Vous ne me surprendrez jamais à jurer à la chaîne. Le pouvoir et l’attrait du langage paillard résident dans sa capacité à désarmer. Quelqu’un comme Snooki pue le blasphème, de son pouf à sa bague d’orteil. Vous n’êtes pas surpris quand elle fait exploser six F-bombs dans une phrase. Je compare ce genre d’abus à un excès d’accessoirisation. Si une phrase – ou une petite robe noire – nécessite des bijoux audacieux, un foulard en soie et un fedora, il est temps de réévaluer votre garde-robe ou votre vocabulaire. Je préfère une femme qui peut jurer de façon décontractée avec originalité, élégance et autorité. Carole Lombard a gagné le surnom de « l’ange profane » parce qu’elle avait l’apparence d’une sylphide mais jurait comme un débardeur.

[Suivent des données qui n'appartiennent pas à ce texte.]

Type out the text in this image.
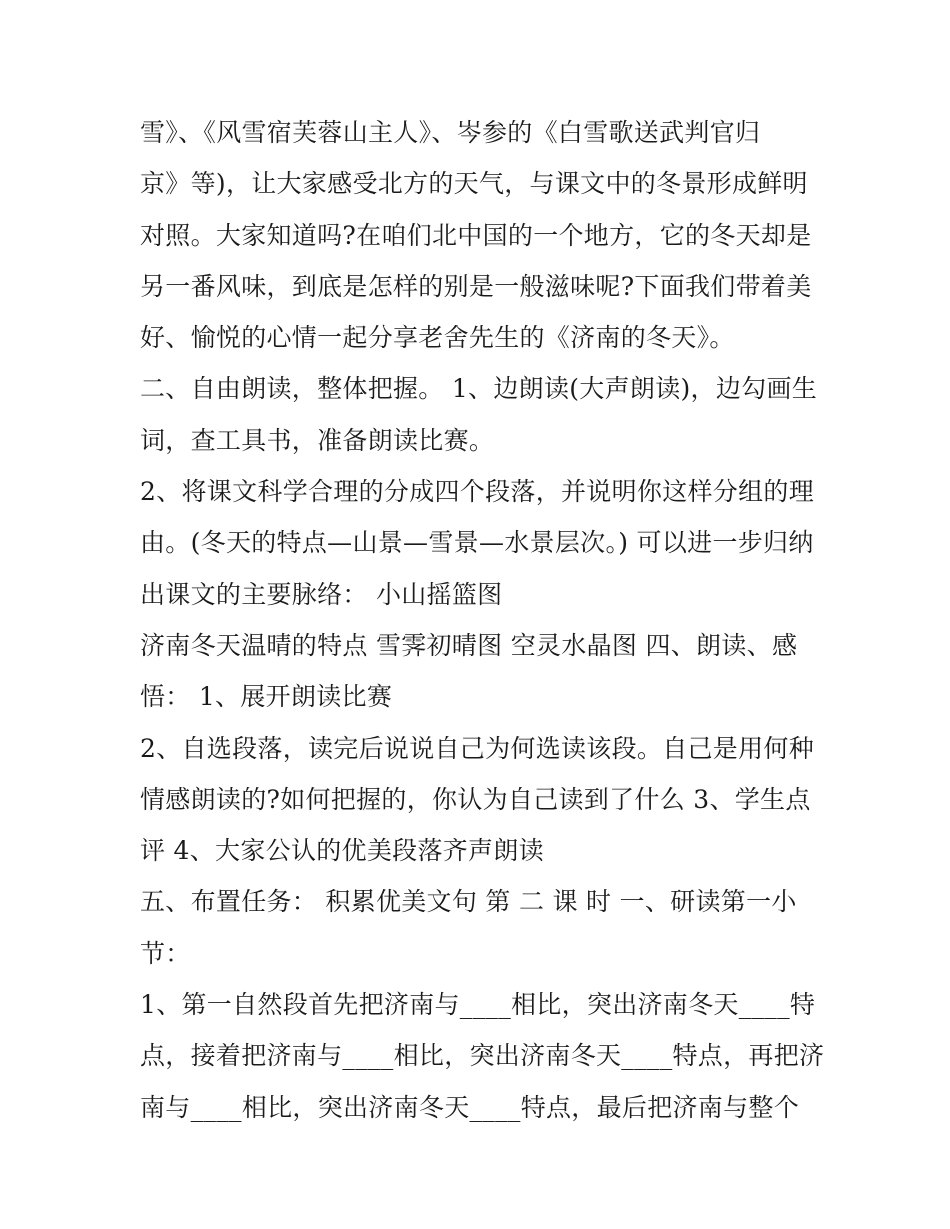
雪》、《风雪宿芙蓉山主人》、岑参的《白雪歌送武判官归
京》等)，让大家感受北方的天气，与课文中的冬景形成鲜明
对照。大家知道吗?在咱们北中国的一个地方，它的冬天却是
另一番风味，到底是怎样的别是一般滋味呢?下面我们带着美
好、愉悦的心情一起分享老舍先生的《济南的冬天》。
二、自由朗读，整体把握。 1、边朗读(大声朗读)，边勾画生
词，查工具书，准备朗读比赛。
2、将课文科学合理的分成四个段落，并说明你这样分组的理
由。(冬天的特点—山景—雪景—水景层次。) 可以进一步归纳
出课文的主要脉络： 小山摇篮图
济南冬天温晴的特点 雪霁初晴图 空灵水晶图 四、朗读、感
悟： 1、展开朗读比赛
2、自选段落，读完后说说自己为何选读该段。自己是用何种
情感朗读的?如何把握的，你认为自己读到了什么 3、学生点
评 4、大家公认的优美段落齐声朗读
五、布置任务： 积累优美文句 第 二 课 时 一、研读第一小
节：
1、第一自然段首先把济南与____相比，突出济南冬天____特
点，接着把济南与____相比，突出济南冬天____特点，再把济
南与____相比，突出济南冬天____特点，最后把济南与整个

Mais mon icône personnelle à la langue bien pendue sera toujours la regrettée Elizabeth Taylor. Il y a une dizaine d’années, je l’ai interviewée dans sa maison de Bel Air, avec sa moquette d’un blanc de sables mouvants et son Baccarat aveuglant sur toutes les surfaces. On m’avait prévenu qu’elle pouvait être aussi imprévisible qu’une anguille électrique. J’étais pétrifié. Mais quelques minutes après mon arrivée, Taylor a qualifié la teinte de son pot de brillant à lèvres rose vif de « salope » et m’a dit qu’un certain collègue « m’a vraiment gercé le cul ». Elle a ensuite raconté une dispute avec Richard Burton dans un avion qui était autorisé à décoller. Taylor a eu le pressentiment que l’avion allait s’écraser. Elle s’est tournée vers son mari et a dit : « Au diable les bagages. Je m’en vais. » Entendre cette légende de l’écran d’une soixantaine d’années – et une dame, qui plus est – parler comme une femme m’a mis à l’aise. Johnny Depp a dit un jour que Taylor « jurait comme un marin et qu’elle était hilarante »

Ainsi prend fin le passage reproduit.